Monday, December 11, 2017
Business

Dolphins stadium bill dodges unfriendly amendments, passes House committee

TALLAHASSEE — The Miami Dolphins' push for a taxpayer-supported stadium renovations gained steam in the Florida Legislature on Friday, sidestepping a number of toxic amendments aimed at killing the bill.

The Dolphins, who are asking for as much as $200 million in taxpayer support for the stadium overhaul, shepherded their proposal through its first committee stop in the Florida House, where it passed by a 12-4 vote.

The battery of rogue amendments included a proposal from Rep. Carlos Trujillo, a Miami Republican, to have Broward County help foot the bill for proposed improvements to Sun Life Stadium. The bill as originally drafted would require only Miami-Dade County to raise its mainland hotel tax.

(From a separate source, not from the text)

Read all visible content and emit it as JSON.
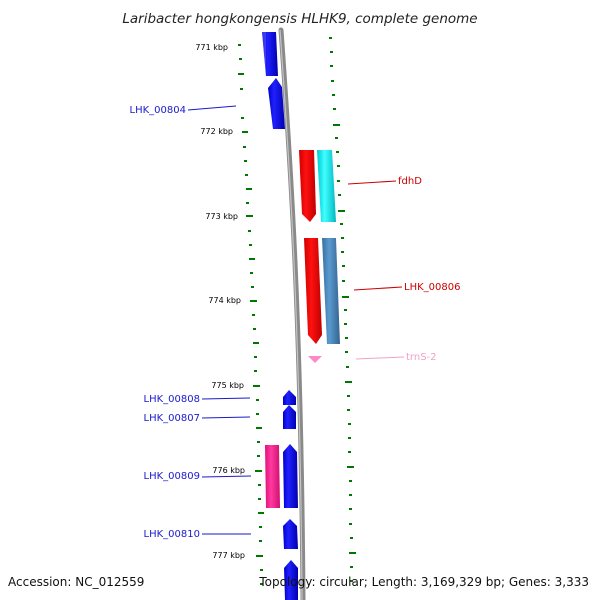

Trujillo said Broward had amassed $58 million in revenue in 2010 when the Super Bowl was held in South Florida, while Miami-Dade had collected $40 million.

"I think it is fair that if some people are going to receive the majority of the benefit, they should at least pay half the tax," Trujillo said.

Broward officials thought otherwise.

"An amendment that would require tourism-development tax dollars in Broward to go to a project outside of the county is something we would traditionally oppose," Broward legislative coordinator Nick Matthews said, being careful to note that the delegation had not taken a position on the bill itself.

The House subcommittee on finance and tax agreed and killed the amendment.

The subcommittee also rejected an amendment from Rep. Michael Bileca, a Miami Republican, that would have required Dolphins owner Stephen Ross to return a share of the tax dollars if he were to sell a majority stake of the team.

The bill did, however, pick up one tweak aimed at improving its chances of passing. That amendment follows the path of the Senate bill, which was changed this week to require Miami-Dade voters to approve the financing plan in a referendum vote.

"Having a referendum on this and letting the voters decide is a good thing," Gonzalez said. "If it doesn't pass, then it's the will of the voters, and I'm good with that."